Inevitably there are some within the sport whose response to such scrutiny is defiance. That is a luxury racing cannot afford. There is almost €77 million of Government funding going into it this year. The public is entitled to believe that in return for such support best practice should apply. No other country in the world has as much tied up in racing.
Much of the focus from the recent Oireachtas Agriculture Committee’s hearings related to the Irish Horseracing Regulatory Board (IHRB) and how it is essentially a self-policing private club of industry members. There was consensus about the need for change, especially in relation to perceptions of conflicts of interest between those being policed and those doing the policing.
In an ideal world those at the top of the IHRB would be perfectly impartial and independent with no vested interests to any part of the game, either racing, breeding or betting. But in that ideal world they would somehow combine all that with the expertise and intimate knowledge of who and what they are policing in order to do the job properly. It’s an unlikely mix in reality.
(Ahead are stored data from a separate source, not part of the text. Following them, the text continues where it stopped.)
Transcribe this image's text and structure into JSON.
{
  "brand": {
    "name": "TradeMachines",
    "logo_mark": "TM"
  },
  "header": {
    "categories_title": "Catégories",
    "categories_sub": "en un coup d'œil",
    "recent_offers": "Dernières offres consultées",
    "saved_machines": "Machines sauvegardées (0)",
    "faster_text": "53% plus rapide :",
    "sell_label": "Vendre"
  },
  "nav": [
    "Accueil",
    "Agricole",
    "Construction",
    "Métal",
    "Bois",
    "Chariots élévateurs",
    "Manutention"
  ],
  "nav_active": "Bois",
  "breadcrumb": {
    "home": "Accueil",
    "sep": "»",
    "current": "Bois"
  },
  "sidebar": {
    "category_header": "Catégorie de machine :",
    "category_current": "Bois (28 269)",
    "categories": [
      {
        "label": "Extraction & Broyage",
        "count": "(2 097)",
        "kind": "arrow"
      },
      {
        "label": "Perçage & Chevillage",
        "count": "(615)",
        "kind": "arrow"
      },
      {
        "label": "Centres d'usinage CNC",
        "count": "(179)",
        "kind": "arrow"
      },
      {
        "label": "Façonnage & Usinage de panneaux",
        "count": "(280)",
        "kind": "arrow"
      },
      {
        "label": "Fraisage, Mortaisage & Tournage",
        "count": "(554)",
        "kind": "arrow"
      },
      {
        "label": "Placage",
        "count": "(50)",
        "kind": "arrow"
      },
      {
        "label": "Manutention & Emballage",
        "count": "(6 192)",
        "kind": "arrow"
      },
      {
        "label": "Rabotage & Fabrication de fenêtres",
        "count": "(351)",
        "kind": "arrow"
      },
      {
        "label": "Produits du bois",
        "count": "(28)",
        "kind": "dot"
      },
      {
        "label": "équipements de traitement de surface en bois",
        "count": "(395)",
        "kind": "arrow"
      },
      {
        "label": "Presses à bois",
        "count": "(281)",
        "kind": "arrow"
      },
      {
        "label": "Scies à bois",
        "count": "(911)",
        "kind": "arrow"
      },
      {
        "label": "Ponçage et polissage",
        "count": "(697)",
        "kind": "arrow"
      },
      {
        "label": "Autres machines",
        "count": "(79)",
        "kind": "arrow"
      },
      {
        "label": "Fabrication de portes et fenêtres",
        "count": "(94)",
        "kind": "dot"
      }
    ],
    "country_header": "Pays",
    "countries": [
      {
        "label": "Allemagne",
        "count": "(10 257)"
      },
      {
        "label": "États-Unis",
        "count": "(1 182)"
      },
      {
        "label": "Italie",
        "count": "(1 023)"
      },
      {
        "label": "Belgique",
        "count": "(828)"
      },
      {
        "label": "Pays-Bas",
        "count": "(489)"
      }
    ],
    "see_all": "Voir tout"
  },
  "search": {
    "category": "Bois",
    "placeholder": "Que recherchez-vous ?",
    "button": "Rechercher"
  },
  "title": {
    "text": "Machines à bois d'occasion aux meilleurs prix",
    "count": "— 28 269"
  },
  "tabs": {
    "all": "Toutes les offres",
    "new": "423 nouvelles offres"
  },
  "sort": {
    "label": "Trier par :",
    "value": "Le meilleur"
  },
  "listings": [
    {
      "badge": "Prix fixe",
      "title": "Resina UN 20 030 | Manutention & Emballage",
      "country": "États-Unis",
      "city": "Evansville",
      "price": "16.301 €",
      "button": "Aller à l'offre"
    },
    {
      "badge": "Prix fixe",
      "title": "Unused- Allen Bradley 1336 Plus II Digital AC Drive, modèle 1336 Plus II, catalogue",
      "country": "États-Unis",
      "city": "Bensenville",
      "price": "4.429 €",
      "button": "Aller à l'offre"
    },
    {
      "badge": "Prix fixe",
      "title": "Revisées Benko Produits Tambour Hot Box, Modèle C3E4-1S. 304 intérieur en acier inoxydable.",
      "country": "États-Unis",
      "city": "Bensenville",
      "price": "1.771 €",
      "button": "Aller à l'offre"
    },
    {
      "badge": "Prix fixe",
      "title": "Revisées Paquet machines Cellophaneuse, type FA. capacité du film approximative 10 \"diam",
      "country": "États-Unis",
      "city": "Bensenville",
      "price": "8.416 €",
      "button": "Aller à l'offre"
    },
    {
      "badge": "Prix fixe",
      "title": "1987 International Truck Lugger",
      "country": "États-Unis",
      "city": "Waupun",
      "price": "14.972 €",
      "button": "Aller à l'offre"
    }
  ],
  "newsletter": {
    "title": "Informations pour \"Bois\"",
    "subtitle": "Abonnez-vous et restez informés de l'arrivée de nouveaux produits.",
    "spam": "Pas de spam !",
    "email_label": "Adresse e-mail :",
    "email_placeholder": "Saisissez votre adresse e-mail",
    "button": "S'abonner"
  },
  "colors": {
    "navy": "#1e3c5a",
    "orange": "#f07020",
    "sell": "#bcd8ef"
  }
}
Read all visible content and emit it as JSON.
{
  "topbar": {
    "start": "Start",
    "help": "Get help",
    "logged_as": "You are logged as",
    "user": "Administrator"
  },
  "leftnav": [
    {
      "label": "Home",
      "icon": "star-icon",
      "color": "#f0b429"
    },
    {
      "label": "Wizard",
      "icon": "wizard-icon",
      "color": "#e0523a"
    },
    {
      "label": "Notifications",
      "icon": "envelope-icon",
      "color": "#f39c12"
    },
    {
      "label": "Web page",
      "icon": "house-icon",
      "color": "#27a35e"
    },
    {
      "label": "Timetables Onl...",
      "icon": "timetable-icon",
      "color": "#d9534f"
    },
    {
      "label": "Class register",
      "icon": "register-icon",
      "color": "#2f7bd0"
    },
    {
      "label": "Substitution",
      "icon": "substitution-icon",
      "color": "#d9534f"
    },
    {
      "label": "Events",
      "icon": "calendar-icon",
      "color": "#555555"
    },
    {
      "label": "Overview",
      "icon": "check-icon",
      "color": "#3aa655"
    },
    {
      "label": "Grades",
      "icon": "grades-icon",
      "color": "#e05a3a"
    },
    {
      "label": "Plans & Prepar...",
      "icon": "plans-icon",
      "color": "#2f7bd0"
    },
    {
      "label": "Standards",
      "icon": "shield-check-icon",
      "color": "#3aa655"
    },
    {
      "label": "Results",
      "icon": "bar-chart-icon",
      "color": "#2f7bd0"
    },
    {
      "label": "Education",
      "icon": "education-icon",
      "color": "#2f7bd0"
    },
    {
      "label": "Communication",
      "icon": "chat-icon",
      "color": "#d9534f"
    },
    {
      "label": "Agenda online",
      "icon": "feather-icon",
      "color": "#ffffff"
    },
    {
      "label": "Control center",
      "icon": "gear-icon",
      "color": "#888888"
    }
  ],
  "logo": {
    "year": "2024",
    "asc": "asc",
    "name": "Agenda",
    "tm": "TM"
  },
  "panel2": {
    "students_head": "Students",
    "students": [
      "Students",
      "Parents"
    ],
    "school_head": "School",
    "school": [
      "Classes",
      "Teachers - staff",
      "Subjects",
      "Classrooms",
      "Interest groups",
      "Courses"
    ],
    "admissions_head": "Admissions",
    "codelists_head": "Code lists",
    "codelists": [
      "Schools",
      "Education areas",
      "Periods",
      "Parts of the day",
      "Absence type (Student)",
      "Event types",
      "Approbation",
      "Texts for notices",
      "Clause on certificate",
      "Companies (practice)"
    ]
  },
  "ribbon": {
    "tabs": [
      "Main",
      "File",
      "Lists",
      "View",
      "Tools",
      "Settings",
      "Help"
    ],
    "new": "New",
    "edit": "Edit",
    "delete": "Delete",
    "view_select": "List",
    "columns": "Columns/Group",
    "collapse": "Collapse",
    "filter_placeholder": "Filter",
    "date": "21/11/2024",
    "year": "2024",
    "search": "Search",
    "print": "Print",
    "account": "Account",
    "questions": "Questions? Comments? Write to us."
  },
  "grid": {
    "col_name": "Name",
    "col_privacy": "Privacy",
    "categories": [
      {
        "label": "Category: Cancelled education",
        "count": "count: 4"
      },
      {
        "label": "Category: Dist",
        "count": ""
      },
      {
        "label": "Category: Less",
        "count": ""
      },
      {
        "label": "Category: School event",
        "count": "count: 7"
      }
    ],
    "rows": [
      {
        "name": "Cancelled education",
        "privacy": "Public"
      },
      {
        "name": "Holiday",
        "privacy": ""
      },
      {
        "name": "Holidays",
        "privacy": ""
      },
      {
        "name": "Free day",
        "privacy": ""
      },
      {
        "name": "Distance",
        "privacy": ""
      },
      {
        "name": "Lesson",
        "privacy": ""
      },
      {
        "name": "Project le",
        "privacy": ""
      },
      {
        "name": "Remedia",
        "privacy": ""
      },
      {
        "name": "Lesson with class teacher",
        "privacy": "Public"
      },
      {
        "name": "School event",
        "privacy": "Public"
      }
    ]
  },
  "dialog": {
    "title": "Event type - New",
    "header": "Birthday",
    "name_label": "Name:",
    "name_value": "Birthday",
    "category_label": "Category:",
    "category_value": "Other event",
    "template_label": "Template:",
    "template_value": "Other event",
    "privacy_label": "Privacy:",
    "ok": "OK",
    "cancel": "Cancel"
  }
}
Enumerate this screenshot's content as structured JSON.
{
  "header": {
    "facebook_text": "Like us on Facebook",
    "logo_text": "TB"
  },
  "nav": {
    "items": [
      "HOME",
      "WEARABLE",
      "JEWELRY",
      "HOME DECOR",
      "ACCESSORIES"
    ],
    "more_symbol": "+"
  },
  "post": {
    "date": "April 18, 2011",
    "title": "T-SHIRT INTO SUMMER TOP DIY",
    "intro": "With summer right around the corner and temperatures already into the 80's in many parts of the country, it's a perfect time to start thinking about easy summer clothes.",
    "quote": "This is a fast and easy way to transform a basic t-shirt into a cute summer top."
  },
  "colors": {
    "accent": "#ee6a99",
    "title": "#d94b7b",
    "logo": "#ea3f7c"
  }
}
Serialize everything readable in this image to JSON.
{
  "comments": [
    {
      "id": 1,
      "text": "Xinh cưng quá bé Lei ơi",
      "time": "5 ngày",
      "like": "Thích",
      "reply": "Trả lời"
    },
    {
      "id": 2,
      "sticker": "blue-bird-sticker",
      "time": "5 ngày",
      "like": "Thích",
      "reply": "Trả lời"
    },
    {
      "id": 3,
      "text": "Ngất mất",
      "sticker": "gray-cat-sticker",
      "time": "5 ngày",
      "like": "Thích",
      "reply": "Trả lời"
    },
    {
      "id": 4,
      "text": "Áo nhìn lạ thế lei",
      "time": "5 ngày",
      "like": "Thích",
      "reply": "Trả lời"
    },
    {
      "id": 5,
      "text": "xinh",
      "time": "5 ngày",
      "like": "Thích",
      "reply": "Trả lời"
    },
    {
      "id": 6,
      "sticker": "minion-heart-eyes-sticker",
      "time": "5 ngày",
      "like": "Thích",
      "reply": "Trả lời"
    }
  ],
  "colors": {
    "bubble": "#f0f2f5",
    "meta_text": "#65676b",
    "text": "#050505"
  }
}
Ultimately what so much of what has occurred this year underlines is how much Irish racing has needed to cop itself on. The IHRB and Horse Racing Ireland are representations of the sector as a whole. And racing as a whole has to acknowledge that phrases like accountability and transparency aren’t just buzz words but a prerequisite to building solid foundations for a sustainable future.
So much of what has hit it this year was preventable if the will had existed to structurally take the initiative. Feet have been dragged for years on lifetime drug-testing and traceability. Provision for better security measures in stable-yards was made but not implemented. Even a comparatively trivial cock-up like Alizarine at Galway was hardly impossible to anticipate.
Even if at times it appears like it is being done begrudgingly, racing is finally moving towards implementing much needed structural upgrades. In some ways it is better placed to cope with public scrutiny than ever. Short-term embarrassment now could be the price for future sustainability. If it is then 2021 will have proven to be an important year off the racetrack too.